Ils sont Charlie… presque tout le temps

« La preuve que le djihadisme ne concerne pas une religion, c’est qu’il y a 25 % de convertis », a expliqué un éminent chercheur à un Nicolas Demorand enchanté. Que le quart de djihadistes nés infidèles se soient convertis à cette religion-là suggère plutôt un rapport, me semble-t-il. Cela ne signifie pas que l’islam et le djihadisme soient la même chose, mais impose d’admettre une évidence, qui est que le deuxième est issu du premier, même s’il en représente une infime minorité. Et on voit mal en quoi le fait qu’il fasse des victimes musulmanes permettrait de dés-islamiser les assaillants. Surtout, ce terrorisme prospère au sein d’une fraction plus large de l’islam européen, qui pratique en quelque sorte un djihad mental et déteste pacifiquement ses pays et leur mode de vie qu’elle rêve d’islamiser. Ce fondamentalisme non-violent – si on considère que l’intimidation n’est pas une violence –, met au défi notre conception de la vie collective. Et c’est devant lui que médias, experts et politiques ne cessent de s’incliner en le dédouanant.

Et pourtant, ce qui m’a, chers lecteurs, décidée à vous en parler encore au risque de faire voler les assiettes, ce n’est pas la nouvelle salve de rienàvoirisme occasionnée par l’attentat de Barcelone, ni même le spectacle d’une foule criant « Ni terrorisme ni islamophobie », qui fait écrire au journaliste Bernard de la Villardière que « demain, on nous expliquera que c’est la peur de l’islam qui alimente le terrorisme ». Non, ce qui m’enrage (et me terrifie), c’est la bronca numérique déclenchée contre Charlie Hebdo après sa « une » sur Barcelone – « Islam, religion de paix… éternelle ».

Et aussi le fait que, à la courageuse exception de Manuel Valls, presque personne, à gauche, n’ait jugé utile de proclamer son amour de la liberté pour laquelle Charb, Cabu, Tignous et tous les autres sont tombés et que tous juraient, le 11 janvier 2015, de chérir et de protéger.

 

Et ta sœur, elle est responsable ?

 

Souvenez-vous.

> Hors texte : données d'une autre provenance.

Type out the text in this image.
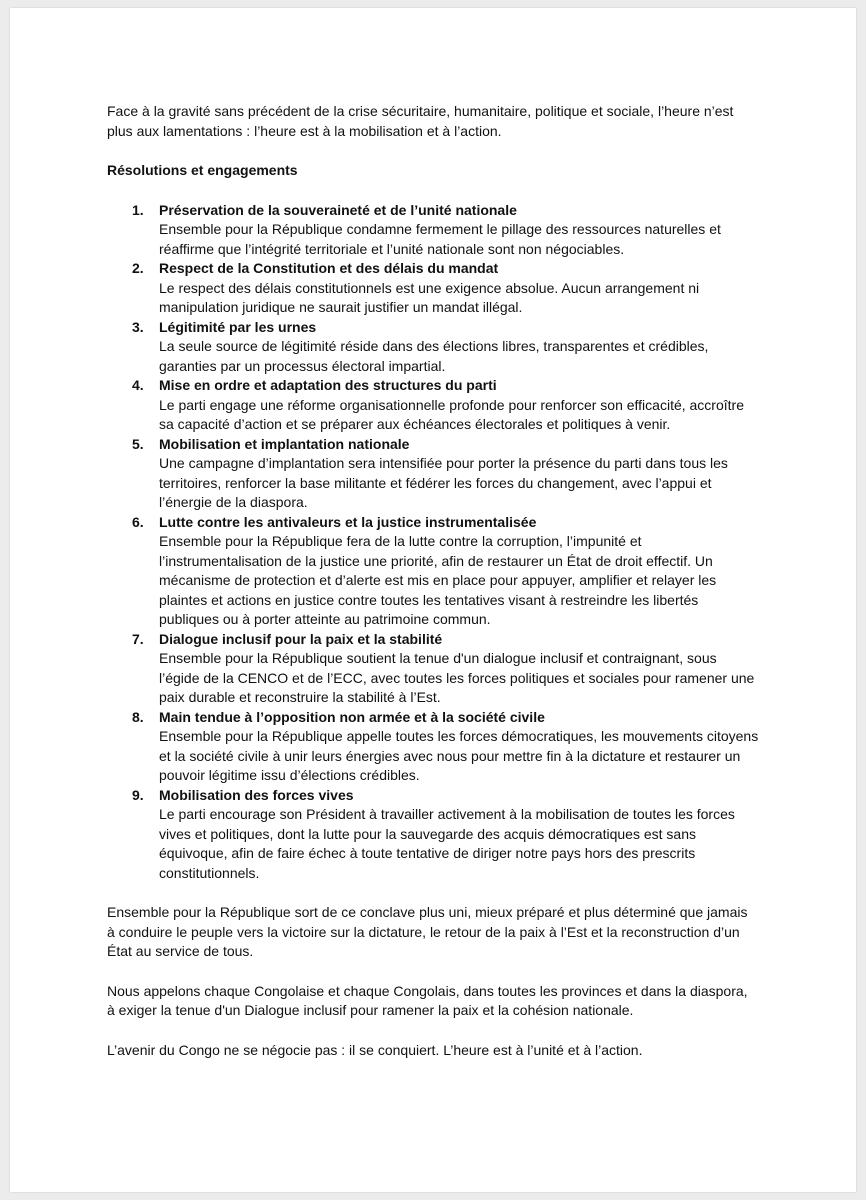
Face à la gravité sans précédent de la crise sécuritaire, humanitaire, politique et sociale, l’heure n’est plus aux lamentations : l’heure est à la mobilisation et à l’action.

Résolutions et engagements

1. Préservation de la souveraineté et de l’unité nationale
Ensemble pour la République condamne fermement le pillage des ressources naturelles et réaffirme que l’intégrité territoriale et l’unité nationale sont non négociables.
2. Respect de la Constitution et des délais du mandat
Le respect des délais constitutionnels est une exigence absolue. Aucun arrangement ni manipulation juridique ne saurait justifier un mandat illégal.
3. Légitimité par les urnes
La seule source de légitimité réside dans des élections libres, transparentes et crédibles, garanties par un processus électoral impartial.
4. Mise en ordre et adaptation des structures du parti
Le parti engage une réforme organisationnelle profonde pour renforcer son efficacité, accroître sa capacité d’action et se préparer aux échéances électorales et politiques à venir.
5. Mobilisation et implantation nationale
Une campagne d’implantation sera intensifiée pour porter la présence du parti dans tous les territoires, renforcer la base militante et fédérer les forces du changement, avec l’appui et l’énergie de la diaspora.
6. Lutte contre les antivaleurs et la justice instrumentalisée
Ensemble pour la République fera de la lutte contre la corruption, l’impunité et l’instrumentalisation de la justice une priorité, afin de restaurer un État de droit effectif. Un mécanisme de protection et d’alerte est mis en place pour appuyer, amplifier et relayer les plaintes et actions en justice contre toutes les tentatives visant à restreindre les libertés publiques ou à porter atteinte au patrimoine commun.
7. Dialogue inclusif pour la paix et la stabilité
Ensemble pour la République soutient la tenue d'un dialogue inclusif et contraignant, sous l’égide de la CENCO et de l’ECC, avec toutes les forces politiques et sociales pour ramener une paix durable et reconstruire la stabilité à l’Est.
8. Main tendue à l’opposition non armée et à la société civile
Ensemble pour la République appelle toutes les forces démocratiques, les mouvements citoyens et la société civile à unir leurs énergies avec nous pour mettre fin à la dictature et restaurer un pouvoir légitime issu d’élections crédibles.
9. Mobilisation des forces vives
Le parti encourage son Président à travailler activement à la mobilisation de toutes les forces vives et politiques, dont la lutte pour la sauvegarde des acquis démocratiques est sans équivoque, afin de faire échec à toute tentative de diriger notre pays hors des prescrits constitutionnels.

Ensemble pour la République sort de ce conclave plus uni, mieux préparé et plus déterminé que jamais à conduire le peuple vers la victoire sur la dictature, le retour de la paix à l’Est et la reconstruction d’un État au service de tous.

Nous appelons chaque Congolaise et chaque Congolais, dans toutes les provinces et dans la diaspora, à exiger la tenue d'un Dialogue inclusif pour ramener la paix et la cohésion nationale.

L’avenir du Congo ne se négocie pas : il se conquiert. L’heure est à l’unité et à l’action.
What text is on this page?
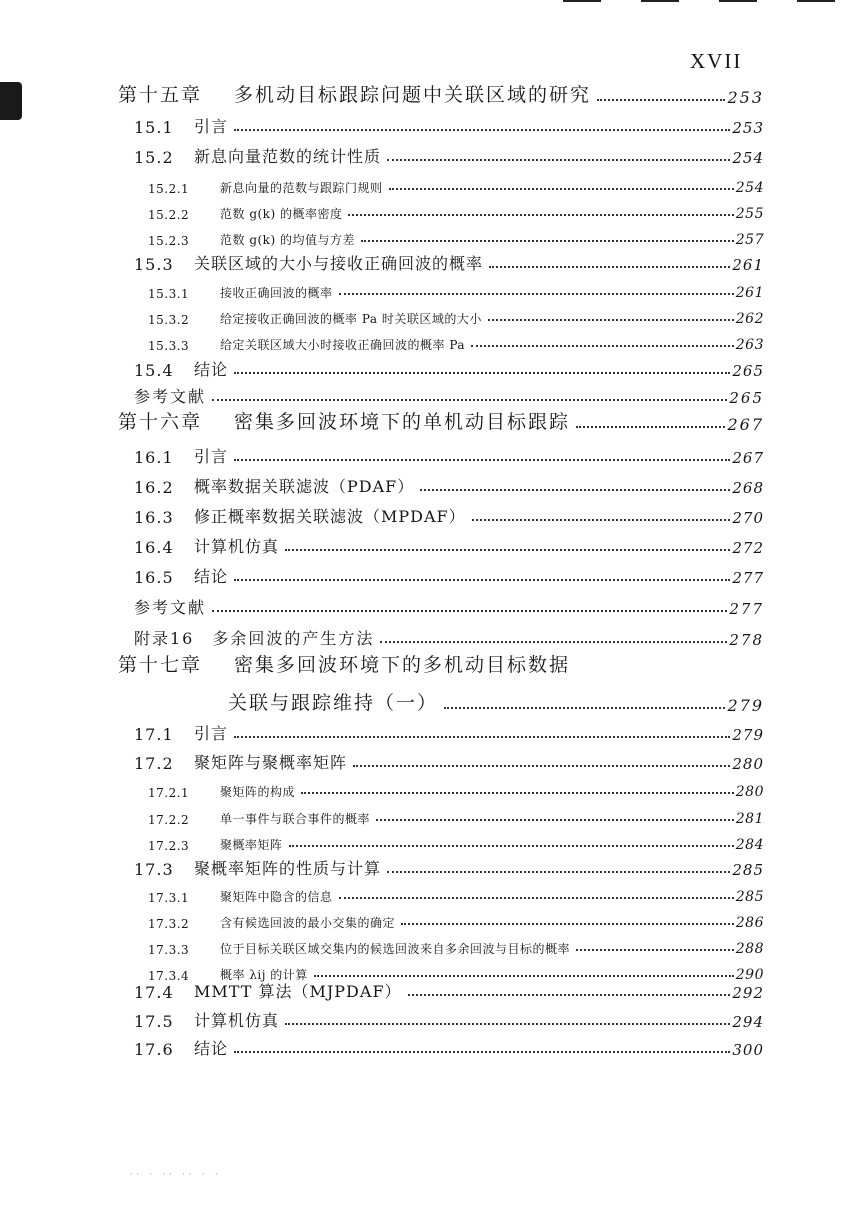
XVII
·· · ·· ·· · ·
第十五章	多机动目标跟踪问题中关联区域的研究	253
15.1	引言	253
15.2	新息向量范数的统计性质	254
15.2.1	新息向量的范数与跟踪门规则	254
15.2.2	范数 g(k) 的概率密度	255
15.2.3	范数 g(k) 的均值与方差	257
15.3	关联区域的大小与接收正确回波的概率	261
15.3.1	接收正确回波的概率	261
15.3.2	给定接收正确回波的概率 Pa 时关联区域的大小	262
15.3.3	给定关联区域大小时接收正确回波的概率 Pa	263
15.4	结论	265
参考文献	265
第十六章	密集多回波环境下的单机动目标跟踪	267
16.1	引言	267
16.2	概率数据关联滤波（PDAF）	268
16.3	修正概率数据关联滤波（MPDAF）	270
16.4	计算机仿真	272
16.5	结论	277
参考文献	277
附录16　多余回波的产生方法	278
第十七章	密集多回波环境下的多机动目标数据
关联与跟踪维持（一）	279
17.1	引言	279
17.2	聚矩阵与聚概率矩阵	280
17.2.1	聚矩阵的构成	280
17.2.2	单一事件与联合事件的概率	281
17.2.3	聚概率矩阵	284
17.3	聚概率矩阵的性质与计算	285
17.3.1	聚矩阵中隐含的信息	285
17.3.2	含有候选回波的最小交集的确定	286
17.3.3	位于目标关联区域交集内的候选回波来自多余回波与目标的概率	288
17.3.4	概率 λij 的计算	290
17.4	MMTT 算法（MJPDAF）	292
17.5	计算机仿真	294
17.6	结论	300
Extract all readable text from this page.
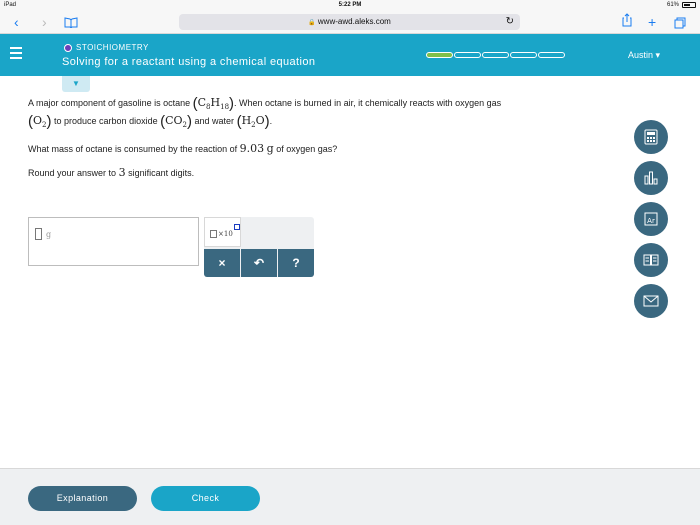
iPad	5:22 PM	61%
‹ ›	🔒 www-awd.aleks.com	↻	+
STOICHIOMETRY
Solving for a reactant using a chemical equation
Austin ▾
▼

A major component of gasoline is octane $(C_8H_{18})$. When octane is burned in air, it chemically reacts with oxygen gas
$(O_2)$ to produce carbon dioxide $(CO_2)$ and water $(H_2O)$.

What mass of octane is consumed by the reaction of 9.03 g of oxygen gas?

Round your answer to 3 significant digits.

g	×10
×	↶	?
Ar
Explanation	Check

Ils ne nous faisaient pas peur. Notre laïcité et notre droit de critiquer, de blasphémer et de déconner étaient nos biens les plus précieux. La France était le phare mondial de l’humour et de la liberté d’expression. Aujourd’hui, dès que l’on suggère l’existence d’un lien entre les terroristes et la religion dont ils se réclament, dès que l’on relève les expressions concrètes et multiples d’un séparatisme pudibond et sourcilleux, on a le droit, sur les réseaux sociaux et parfois dans les tribunaux, à un festival de susceptibilité musulmane relayée par les belles âmes antiracistes, qui ne voient de mal que blanc et occidental. Pour cette nouvelle « affaire Charlie », le pompon de la soumission est conjointement attribué au crypto-insoumis Philippe Marlière, qui a fait part de sa « nausée », et à Stéphane Le Foll qui, face à Jean-Jacques Bourdin, s’est empressé de dénoncer « les amalgames très dangereux » et « l’irresponsabilité » des journalistes. Et ta sœur, elle est responsable ?

Riss, le patron de ces irresponsables, refuse de jeter l’éponge en dépit de la dureté de son existence sous surveillance policière. Dans un formidable édito, intitulé « Les autruches en vacances », il observe que « quelque chose a changé depuis le 7 janvier 2015. (…) Un travail de propagande est parvenu à distraire nos esprits et à dissocier ces attentats de toute question religieuse. (…) Curieusement, chaque fois que les intégristes musulmans commettent des crimes, on dresse autour d’eux un cordon sanitaire afin d’épargner à la religion de Mahomet la moindre critique ». Que ce constat soit fait par l’un des survivants du carnage du 7 janvier 2015 devrait obliger, ou a minima inciter, chacun à la décence. On a vu ce qu’il en était. À ce train-là, on dira bientôt « heureux comme un islamiste en France ».